L’exposition propose trois thèmes visuels principaux, tous empruntés à l’univers de la ville contemporaine : les vues objectivistes de parkings, de vitrines et d’escalators cadrés avec rigueur mais aussi riches d’effets, en lisière de monumentalité. Mise à exacte distance et neutralisation réciproque du froid et du chaud.
L’activité photographique de Patrick Mimran
Des différents médiums auxquels recourt Patrick Mimran, la photographie est sans conteste celui qui informe le mieux sur la disposition de l’oeuvre à susciter, à sécréter du « doute ». Le recours à la série et la pratique du montage s’avèrent ici déterminants. Objectif : réunir, en une même image ou une même série d’images, du disparate ; confronter homogénéité et hétérogénéité, entre mise en scène de l’ordre et du désordre du monde. Nombre de photographies de Patrick Mimran précipitent l’ambivalence, leur fin est plus disjonctive que déclarative. Au tangible (la forme, le signifiant, clairement définis) sont fréquemment ajoutés une imprécision calculée, un sens demeurant hors de portée de l’interprétation sûre (l’intelligible, le signifié, cette fois indéfinis). Manière de dire que toute image, avant d’être probatoire, est « fabriquée », et en large part fictionnelle.
La pratique photographique de Patrick Mimran n’est pas sans informer sur le rapport très personnel qu’entretient l’artiste avec le visible – et, par extension, avec le monde même –, rapport à l’évidence plus tendu que pacifié, plus opaque et trouble que transparent. « J’aime qu’il existe, dans l’expression, une certaine ambiguïté. Plutôt une proposition que des réponses », dit ainsi l’artiste.
Patrick Mimran, né en 1956 à Paris
Depuis sa première exposition « Sweet murder » en 1971 en Suisse à sa participation à la célèbre foire Art Basel Miami en décembre 2007, Patrick Mimran a exposé partout dans le monde ses oeuvres photographiques, sculpturales, peintes, vidéos. Depuis 1999, ses Billboards se sont promenés dans le ciel, de New York à Venise en passant par Moscou et ses installations de vidéo et photographie Babel TV (2001), Vertigo (2002), Discomatic (2003) ou plus récemment Brahmatic (2007) ont été de nombreuses fois présentées dans des foires et musées à Paris, Saragosse, Biarritz, Valence, Venise ou Miami.
Le commissaire : Paul Ardenne est historien de l’art et écrivain.

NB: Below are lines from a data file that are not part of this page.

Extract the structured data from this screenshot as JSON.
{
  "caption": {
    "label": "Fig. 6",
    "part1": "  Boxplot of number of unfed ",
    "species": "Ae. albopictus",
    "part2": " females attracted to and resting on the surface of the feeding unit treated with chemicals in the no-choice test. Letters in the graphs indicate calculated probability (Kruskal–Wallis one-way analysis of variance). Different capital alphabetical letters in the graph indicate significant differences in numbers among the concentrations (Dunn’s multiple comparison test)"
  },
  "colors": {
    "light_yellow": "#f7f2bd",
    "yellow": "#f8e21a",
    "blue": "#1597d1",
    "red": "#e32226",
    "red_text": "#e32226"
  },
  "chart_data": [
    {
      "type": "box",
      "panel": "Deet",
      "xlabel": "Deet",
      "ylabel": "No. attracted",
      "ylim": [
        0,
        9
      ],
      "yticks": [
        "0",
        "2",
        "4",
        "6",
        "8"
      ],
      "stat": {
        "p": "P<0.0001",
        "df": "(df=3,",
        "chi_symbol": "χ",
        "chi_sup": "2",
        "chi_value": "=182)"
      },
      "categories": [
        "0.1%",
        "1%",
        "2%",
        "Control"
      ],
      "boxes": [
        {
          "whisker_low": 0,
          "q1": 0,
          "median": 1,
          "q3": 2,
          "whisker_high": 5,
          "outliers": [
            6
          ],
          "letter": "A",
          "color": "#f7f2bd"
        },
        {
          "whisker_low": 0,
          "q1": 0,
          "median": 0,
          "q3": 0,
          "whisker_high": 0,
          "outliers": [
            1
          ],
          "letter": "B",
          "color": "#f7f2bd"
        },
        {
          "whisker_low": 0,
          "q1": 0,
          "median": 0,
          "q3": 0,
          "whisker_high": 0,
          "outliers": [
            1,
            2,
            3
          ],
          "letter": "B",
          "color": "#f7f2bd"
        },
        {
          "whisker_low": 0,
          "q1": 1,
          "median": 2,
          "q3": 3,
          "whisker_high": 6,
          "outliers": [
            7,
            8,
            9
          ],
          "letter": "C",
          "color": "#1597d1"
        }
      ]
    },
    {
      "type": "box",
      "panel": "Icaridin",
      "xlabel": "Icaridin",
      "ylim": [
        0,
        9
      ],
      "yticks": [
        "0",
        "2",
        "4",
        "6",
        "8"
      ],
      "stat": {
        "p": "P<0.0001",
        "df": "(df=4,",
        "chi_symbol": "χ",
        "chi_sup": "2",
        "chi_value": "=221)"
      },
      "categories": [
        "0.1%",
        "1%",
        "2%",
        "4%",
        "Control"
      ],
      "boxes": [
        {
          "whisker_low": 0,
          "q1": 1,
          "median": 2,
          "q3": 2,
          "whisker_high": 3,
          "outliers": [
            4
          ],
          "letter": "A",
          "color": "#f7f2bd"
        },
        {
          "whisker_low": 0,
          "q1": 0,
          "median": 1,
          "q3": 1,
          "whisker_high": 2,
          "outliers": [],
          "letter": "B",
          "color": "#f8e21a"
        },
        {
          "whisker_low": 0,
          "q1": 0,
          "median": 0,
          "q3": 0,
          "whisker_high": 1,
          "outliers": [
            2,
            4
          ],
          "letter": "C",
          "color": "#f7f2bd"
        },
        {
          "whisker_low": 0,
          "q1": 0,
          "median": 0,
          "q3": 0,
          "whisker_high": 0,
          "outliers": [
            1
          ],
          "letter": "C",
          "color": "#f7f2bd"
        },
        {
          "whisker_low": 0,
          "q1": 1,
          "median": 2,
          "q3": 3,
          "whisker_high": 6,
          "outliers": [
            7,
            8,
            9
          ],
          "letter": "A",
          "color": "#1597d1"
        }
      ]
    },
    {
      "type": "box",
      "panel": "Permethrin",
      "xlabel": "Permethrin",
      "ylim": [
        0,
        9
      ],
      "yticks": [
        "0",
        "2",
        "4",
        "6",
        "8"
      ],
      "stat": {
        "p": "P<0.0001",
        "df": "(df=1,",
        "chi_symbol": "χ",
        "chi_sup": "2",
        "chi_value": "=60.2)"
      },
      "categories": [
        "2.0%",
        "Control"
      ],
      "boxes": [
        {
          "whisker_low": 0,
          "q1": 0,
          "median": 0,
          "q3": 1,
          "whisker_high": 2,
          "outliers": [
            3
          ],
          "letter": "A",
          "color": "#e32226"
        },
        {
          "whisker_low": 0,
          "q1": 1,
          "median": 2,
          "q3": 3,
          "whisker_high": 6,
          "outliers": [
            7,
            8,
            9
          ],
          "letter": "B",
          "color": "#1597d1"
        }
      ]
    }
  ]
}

Il est notamment l’auteur de nombreux ouvrages traitant de l’art, de l’architecture ou de la culture d’aujourd’hui : Art, l’âge contemporain (1997), L’Image Corps (2001), Un Art contextuel (2002), Terre habitée (2005), Extrême (2006)…
Il a consacré plusieurs ouvrages à la photographie contemporaine, à travers l’étude, entre autres, des oeuvres de Pierre et Gilles, Jacqueline Salmon, Thibaut Cuisset, Tami Amit ou encore Jean-Michel Pancin, outre une étude détaillée du portrait photographique (Portraiturés, 2003) et de l’image documentaire (Images-Mondes, avec Régis Durand, 2007).

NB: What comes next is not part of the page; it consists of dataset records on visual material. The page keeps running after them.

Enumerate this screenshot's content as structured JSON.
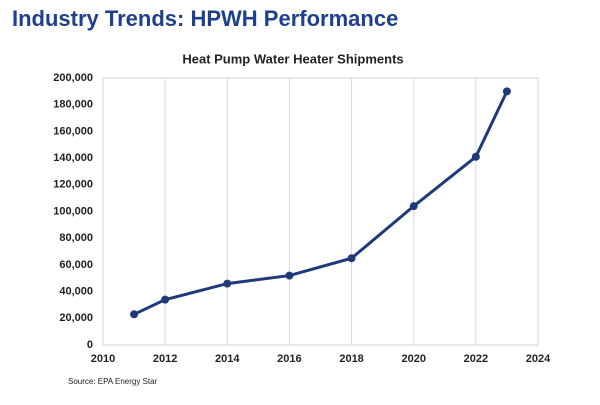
{
  "slide_title": "Industry Trends: HPWH Performance",
  "source": "Source: EPA Energy Star",
  "chart_data": {
    "type": "line",
    "title": "Heat Pump Water Heater Shipments",
    "x": [
      2011,
      2012,
      2014,
      2016,
      2018,
      2020,
      2022,
      2023
    ],
    "series": [
      {
        "name": "Shipments",
        "color": "#1f3a7a",
        "values": [
          23000,
          34000,
          46000,
          52000,
          65000,
          104000,
          141000,
          190000
        ]
      }
    ],
    "xlim": [
      2010,
      2024
    ],
    "xticks": [
      2010,
      2012,
      2014,
      2016,
      2018,
      2020,
      2022,
      2024
    ],
    "ylim": [
      0,
      200000
    ],
    "yticks": [
      0,
      {
        "value": 20000,
        "label": "20,000"
      },
      {
        "value": 40000,
        "label": "40,000"
      },
      {
        "value": 60000,
        "label": "60,000"
      },
      {
        "value": 80000,
        "label": "80,000"
      },
      {
        "value": 100000,
        "label": "100,000"
      },
      {
        "value": 120000,
        "label": "120,000"
      },
      {
        "value": 140000,
        "label": "140,000"
      },
      {
        "value": 160000,
        "label": "160,000"
      },
      {
        "value": 180000,
        "label": "180,000"
      },
      {
        "value": 200000,
        "label": "200,000"
      }
    ],
    "grid": "x"
  }
}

Paul Ardenne a également été co-commissaire de plusieurs expositions : Micropolitiques (2000), Expérimenter le réel (2002-2003), La Force de l’art, Working Men (2008). Il a enfin rédigé plusieurs études et catalogues d'exposition ayant trait à l'oeuvre plastique, vidéo et photographique de Patrick Mimran ( Patrick Mimran, éditions du Regard, 1999).